While preparing to move on from Little Cottonwood Canyon, Marjean had realized that movement would always be at the heart of who she was and what she did. In the summer of 1976 she embarked upon a quest and found the movement activities that would become the infrastructure of her life: the dance/artsport, contact improvisation, the martial arts, aikido and tai chi, and the Alexander Technique.
In the ensuing decade she took advantage of opportunities for Alexander lessons and workshops throughout the country before finally committing in 1987 to train in San Francisco to become a teacher. Graduating in 1990, Marjean built and maintained a small private practice in Salt Lake City. She taught Movement for Actors in the theater department at the University of Utah from 1995-1998 and later, master classes in both the dance and theater departments. In 2017 she published a book, Your Natural Up—Human Hardwiring and the Alexander Technique.
Marjean earned an aikido black belt in 2001 and a “second degree” (nidan) in 2007. In the early ‘00s she dabbled in aerial dance. She has skied Snowbird’s pipeline, the Baldy Chutes and Corbet’s Couloir. She has walked across England and around Mt. Blanc and enjoyed several multiple week backpack trips in the canyons of Southern Utah. In 2005 she began studying Argentine tango; by 2020 she had become a decent “lead” and had taken her ninth trip Buenos Aires. She loved to ski, hike, frolic, and play—she liked to ride the weightless moments. She also liked to watch sports on TV, especially gymnastics, ice dancing, pro football, tennis, and (fast forwarding through the ads) American Ninja Warrior, and Dancing with the Stars.
Marjean was a talented administrator, an organizer, and a closet archivist— a curator of words, ideas, and lists. She liked low-key positions behind the throne. From 1998 to 2001 she served as Treasurer for the American Society for the Alexander Technique, and continued to provide bookkeeping oversight to that organization for an additional ten years. She served as Secretary of the Wasatch Tango Club from 2010 to 2012.
In addition to her one book about the Alexander Technique, Marjean published a few other things including an article for Powder Magazine about being a woman on the ski patrol at Snowbird in the ‘70s. In the fall of 2008 an edited version of her 2007 aikido thesis, Evolution, Ki and the Aikidoka’s Axis, was published in the international dance magazine, Contact Quarterly, and was eventually translated into several other languages. She grew up with the card game, bridge, and is the author of The McKennas’ Official Cheat Sheet for Contract Bridge, which saw five editions between 1971 to 2014.
She loved languages, linguistics and accents. She was never fluent, but was almost conversant in Spanish, Italian, and French and could get by in German and Mandarin Chinese. She was interested in all things Chinese and was passionate about Art Nouveau. She collected tiles, dragons, and masks. She was a virgo with an aquarian rising and a pisces moon; a dog, in Chinese astrology.

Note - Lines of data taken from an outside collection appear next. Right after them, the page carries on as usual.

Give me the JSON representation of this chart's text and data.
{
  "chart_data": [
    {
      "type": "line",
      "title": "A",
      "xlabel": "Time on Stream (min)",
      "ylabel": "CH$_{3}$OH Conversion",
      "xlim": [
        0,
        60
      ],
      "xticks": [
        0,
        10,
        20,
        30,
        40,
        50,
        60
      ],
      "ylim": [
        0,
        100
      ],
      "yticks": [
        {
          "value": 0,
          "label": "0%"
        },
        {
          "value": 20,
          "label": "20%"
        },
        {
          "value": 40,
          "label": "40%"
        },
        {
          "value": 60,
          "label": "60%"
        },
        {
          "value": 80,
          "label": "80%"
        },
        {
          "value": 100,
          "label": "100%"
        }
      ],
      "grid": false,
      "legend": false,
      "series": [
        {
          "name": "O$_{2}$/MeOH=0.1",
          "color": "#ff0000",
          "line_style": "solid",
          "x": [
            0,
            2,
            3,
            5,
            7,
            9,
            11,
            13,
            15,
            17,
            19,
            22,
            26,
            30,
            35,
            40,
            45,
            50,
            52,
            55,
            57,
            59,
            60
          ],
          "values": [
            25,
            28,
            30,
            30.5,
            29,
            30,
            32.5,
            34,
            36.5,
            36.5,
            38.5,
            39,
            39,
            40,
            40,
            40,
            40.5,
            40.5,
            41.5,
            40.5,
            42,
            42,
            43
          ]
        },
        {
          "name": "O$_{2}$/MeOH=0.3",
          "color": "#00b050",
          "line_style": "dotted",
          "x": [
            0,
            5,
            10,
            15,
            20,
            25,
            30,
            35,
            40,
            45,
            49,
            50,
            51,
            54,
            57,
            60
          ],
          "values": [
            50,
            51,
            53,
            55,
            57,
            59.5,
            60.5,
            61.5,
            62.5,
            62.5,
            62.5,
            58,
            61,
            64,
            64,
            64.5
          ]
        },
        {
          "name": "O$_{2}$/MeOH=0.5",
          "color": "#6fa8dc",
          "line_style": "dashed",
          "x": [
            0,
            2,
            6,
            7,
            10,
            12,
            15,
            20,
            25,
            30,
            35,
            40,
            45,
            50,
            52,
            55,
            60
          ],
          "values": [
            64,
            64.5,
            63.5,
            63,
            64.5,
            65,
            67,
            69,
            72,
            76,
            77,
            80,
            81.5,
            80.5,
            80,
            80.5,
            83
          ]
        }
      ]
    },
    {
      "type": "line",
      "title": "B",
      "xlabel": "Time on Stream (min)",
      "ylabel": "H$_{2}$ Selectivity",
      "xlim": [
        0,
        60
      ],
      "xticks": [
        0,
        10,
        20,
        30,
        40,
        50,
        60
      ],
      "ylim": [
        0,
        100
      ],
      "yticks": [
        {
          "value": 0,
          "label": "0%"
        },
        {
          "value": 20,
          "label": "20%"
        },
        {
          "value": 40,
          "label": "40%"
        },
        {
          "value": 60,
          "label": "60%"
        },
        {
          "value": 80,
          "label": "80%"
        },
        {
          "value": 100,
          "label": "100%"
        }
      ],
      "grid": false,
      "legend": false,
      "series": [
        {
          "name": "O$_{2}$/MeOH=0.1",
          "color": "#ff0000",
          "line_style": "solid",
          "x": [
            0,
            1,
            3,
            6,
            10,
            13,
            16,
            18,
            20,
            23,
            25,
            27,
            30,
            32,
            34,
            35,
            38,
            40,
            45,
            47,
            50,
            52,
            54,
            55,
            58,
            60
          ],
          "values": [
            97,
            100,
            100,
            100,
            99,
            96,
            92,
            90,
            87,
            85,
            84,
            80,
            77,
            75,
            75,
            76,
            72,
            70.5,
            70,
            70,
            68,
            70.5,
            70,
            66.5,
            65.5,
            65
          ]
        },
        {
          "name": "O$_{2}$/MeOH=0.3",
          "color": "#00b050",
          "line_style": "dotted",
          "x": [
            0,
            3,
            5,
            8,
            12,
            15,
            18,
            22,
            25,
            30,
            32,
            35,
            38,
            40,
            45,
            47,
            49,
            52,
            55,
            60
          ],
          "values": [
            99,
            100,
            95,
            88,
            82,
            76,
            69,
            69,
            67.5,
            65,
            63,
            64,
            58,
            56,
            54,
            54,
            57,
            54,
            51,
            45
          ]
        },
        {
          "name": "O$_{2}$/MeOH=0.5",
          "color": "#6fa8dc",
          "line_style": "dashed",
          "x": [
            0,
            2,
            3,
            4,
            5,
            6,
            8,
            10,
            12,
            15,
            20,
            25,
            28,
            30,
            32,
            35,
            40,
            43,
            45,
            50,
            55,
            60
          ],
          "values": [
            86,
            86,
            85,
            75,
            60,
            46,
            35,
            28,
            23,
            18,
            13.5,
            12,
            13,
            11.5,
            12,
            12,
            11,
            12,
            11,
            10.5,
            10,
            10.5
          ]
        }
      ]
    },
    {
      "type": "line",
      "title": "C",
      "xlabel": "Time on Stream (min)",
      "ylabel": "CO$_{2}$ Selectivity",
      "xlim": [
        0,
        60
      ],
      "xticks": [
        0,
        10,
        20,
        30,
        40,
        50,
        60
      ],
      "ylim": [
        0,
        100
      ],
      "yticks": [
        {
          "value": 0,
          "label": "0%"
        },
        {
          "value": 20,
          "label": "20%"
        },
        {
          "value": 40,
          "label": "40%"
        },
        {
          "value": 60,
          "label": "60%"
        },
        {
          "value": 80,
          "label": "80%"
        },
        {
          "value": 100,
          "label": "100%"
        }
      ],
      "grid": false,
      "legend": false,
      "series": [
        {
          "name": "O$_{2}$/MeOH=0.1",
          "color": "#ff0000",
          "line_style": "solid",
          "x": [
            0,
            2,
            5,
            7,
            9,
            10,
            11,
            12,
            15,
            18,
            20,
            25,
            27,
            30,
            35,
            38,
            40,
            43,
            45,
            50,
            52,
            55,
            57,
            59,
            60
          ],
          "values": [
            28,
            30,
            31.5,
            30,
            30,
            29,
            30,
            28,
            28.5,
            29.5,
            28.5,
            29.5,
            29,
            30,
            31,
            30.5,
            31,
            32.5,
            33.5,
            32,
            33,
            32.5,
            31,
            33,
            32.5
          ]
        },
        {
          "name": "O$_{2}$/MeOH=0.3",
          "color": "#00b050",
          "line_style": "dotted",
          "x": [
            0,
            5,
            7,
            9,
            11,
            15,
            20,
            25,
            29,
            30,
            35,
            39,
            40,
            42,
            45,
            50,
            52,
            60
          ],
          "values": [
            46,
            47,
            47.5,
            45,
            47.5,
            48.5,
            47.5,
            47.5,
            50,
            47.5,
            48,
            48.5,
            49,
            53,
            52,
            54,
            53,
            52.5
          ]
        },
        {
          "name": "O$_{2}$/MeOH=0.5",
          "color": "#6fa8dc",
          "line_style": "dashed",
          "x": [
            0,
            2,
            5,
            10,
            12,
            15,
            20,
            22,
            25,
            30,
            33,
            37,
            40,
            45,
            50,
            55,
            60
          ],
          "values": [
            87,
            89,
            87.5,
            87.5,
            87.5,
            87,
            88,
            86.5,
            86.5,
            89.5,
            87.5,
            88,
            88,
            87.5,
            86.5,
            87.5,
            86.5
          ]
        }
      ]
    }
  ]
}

Appreciated for her generosity and quiet wit, Marjean would like to be remembered as a mover, a movement educator, and a writer, a wordsmith. She prided herself on doing what she said she would do, living by one of her father’s favorite maxims: Horton’s “I meant what I said and I said what I meant.”
She is survived by two sisters, Kathleen & Carla, two brothers, Michael & Kenna, and lots of cousins, nieces and nephews. Tax-deductible contributions in her name may be sent to the Southern Utah Wilderness Alliance (SUWA) at 425 E. 100 S. in Salt Lake City, 84111 and/or The American Society for the Alexander Technique (AmSAT) at PO box 2307 Dayton, OH 45401.